Almanach du Père Peinard 1897
Le Père Peinard (p. 11).

almanach du père peinard


L’HIVER


L’HIVER s’amène officiellement le 20 décembre, — mais le charognard n’a pas attendu jusque-là pour nous geler les arpions et le bout du nez, — fichtre non !

Nous voici à la saison où le soleil a grise mine, il a des gueules de papier mâché et n’est pas plus faraud qu’un fromage blanc. Comme chaleur, il ne nous envoie guère plus qu’un glaçon et ça, parce qu’au lieu de nous servir ses rayons d’aplomb, l’animal ne nous les expédie qu’en biseau — de sorte qu’ils se tireflutent par la tangente, sans se donner la peine de dégeler nos abattis.

C’est aussi l’époque de l’année où les jours sont les plus courtauds et où les mouches blanches font leur apparition.

Le populo ne rigole pas de tout ça ! Pour lui, c’est une sacrée rallonge à la mistoufle. Les croquemorts en savent quelque chose ; le turbin abonde, — les fosses communes s’emplissent !
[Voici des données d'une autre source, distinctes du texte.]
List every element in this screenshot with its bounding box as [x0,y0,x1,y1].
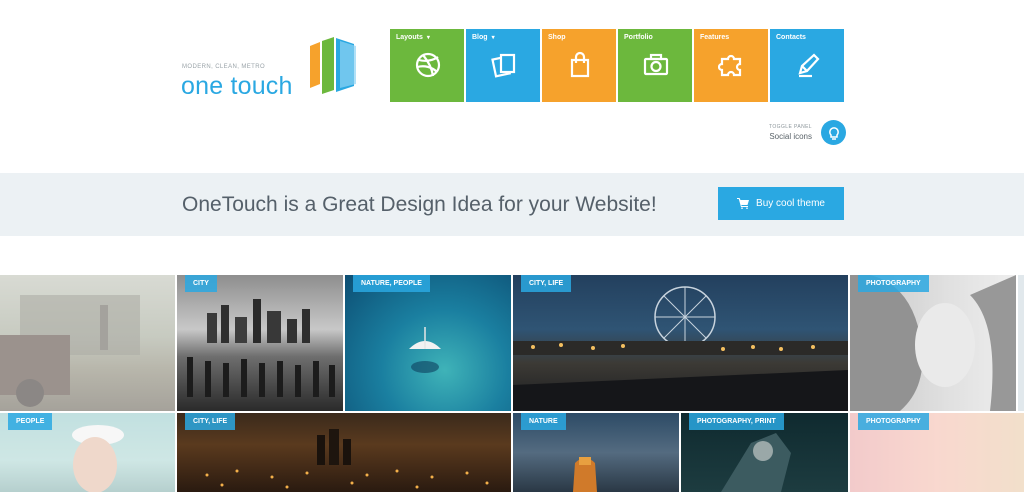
faded-overlay [850,275,1016,411]
gallery-item-edge[interactable] [1018,275,1024,411]
logo-mark-icon [310,37,356,94]
pen-icon [798,53,820,78]
menu-tile-blog[interactable]: Blog ▾ [466,29,540,102]
menu-label: Layouts ▾ [396,34,430,41]
gallery-item-sculpture[interactable]: PHOTOGRAPHY, PRINT [681,413,848,492]
main-menu: Layouts ▾ Blog ▾ Shop Portfolio Features… [390,29,844,102]
gallery-tag[interactable]: CITY, LIFE [521,275,572,292]
menu-label: Shop [548,34,566,41]
gallery-tag[interactable]: PHOTOGRAPHY [858,413,929,430]
gallery-item-sea-umbrella[interactable]: NATURE, PEOPLE [345,275,511,411]
gallery-item-city-night[interactable]: CITY, LIFE [177,413,511,492]
portfolio-gallery: CITY NATURE, PEOPLE CITY, LIFE PHOTOGRAP… [0,275,1024,492]
gallery-item-ferris-wheel[interactable]: CITY, LIFE [513,275,848,411]
gallery-item-nature-storm[interactable]: NATURE [513,413,679,492]
pages-icon [491,53,516,78]
gallery-item-flowers[interactable]: PHOTOGRAPHY [850,413,1024,492]
gallery-item-people[interactable]: PEOPLE [0,413,175,492]
buy-theme-label: Buy cool theme [756,198,825,209]
ferris-wheel-image [513,286,848,411]
toggle-panel-caption: TOGGLE PANEL [769,124,812,130]
gallery-tag[interactable]: CITY, LIFE [185,413,236,430]
cart-icon [737,198,750,209]
gallery-item-vintage-car[interactable] [0,275,175,411]
dribbble-icon [415,52,441,78]
shopping-bag-icon [570,51,590,78]
camera-icon [643,53,669,76]
faded-overlay [1018,275,1024,411]
gallery-tag[interactable]: PHOTOGRAPHY [858,275,929,292]
page: MODERN, CLEAN, METRO one touch Layouts ▾ … [0,0,1024,492]
toggle-panel-button[interactable] [821,120,846,145]
gallery-tag[interactable]: PHOTOGRAPHY, PRINT [689,413,784,430]
logo-tagline: MODERN, CLEAN, METRO [182,64,266,70]
gallery-item-portrait-woman[interactable]: PHOTOGRAPHY [850,275,1016,411]
toggle-panel[interactable]: TOGGLE PANEL Social icons [740,118,846,146]
gallery-tag[interactable]: NATURE [521,413,566,430]
lightbulb-icon [828,126,839,140]
sea-umbrella-image [409,327,441,373]
menu-label: Contacts [776,34,806,41]
menu-label: Features [700,34,730,41]
gallery-tag[interactable]: CITY [185,275,217,292]
city-pier-image [187,299,335,397]
buy-theme-button[interactable]: Buy cool theme [718,187,844,220]
promo-banner: OneTouch is a Great Design Idea for your… [0,173,1024,236]
menu-tile-shop[interactable]: Shop [542,29,616,102]
menu-tile-contacts[interactable]: Contacts [770,29,844,102]
logo[interactable]: MODERN, CLEAN, METRO one touch [181,36,362,100]
gallery-item-city-pier[interactable]: CITY [177,275,343,411]
banner-text: OneTouch is a Great Design Idea for your… [182,193,657,216]
menu-tile-layouts[interactable]: Layouts ▾ [390,29,464,102]
toggle-panel-label: Social icons [769,132,812,141]
menu-tile-portfolio[interactable]: Portfolio [618,29,692,102]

Ce qu’il en défile, des prolos, quand vient l’hiver ! Malheur de malheur, si on en connaissait la litanie complète, notre sang ne ferait qu’un tour.

Et on aurait bougrement raison de se fiche en colère car, y a pas à tortiller, y a mèche de s’aligner pour éviter ce déquillage.

Il suffirait que chacun ait des godillots qui ne soient pas à soupape, des frusques chaudes, une tenue galbeuse et du bon frichti pour se garnir le fusil.

C’est-il impossible ?

Non pas ! rien de plus simple que d’arriver à ça : il s’agit de le vouloir !

Du coup, les croquemorts pourraient se rouler les pouces ; leur clientèle diminuerait en un clin d’œil !

C’est en hiver, — un jour quelconque, choisi au hasard de la fourchette par des pantouflards de la haute, — que s’amène le commencement de l’année crétine : le premier Janvier, en style esclave.

Il tombe moins de mouches blanches en tout l’hiver qu’il ne se débite de faussetés ce jour-là.

On se rend des visites à contre-cœur, on s’expédie des bouts de carton en ronchonnant et on s’écrit des babillardes jésuitiques où le sucre et la pâte de guimauve cachent le fiel.

C’est la journée des mensonges, des fourberies, des hypocrisies et des reniements.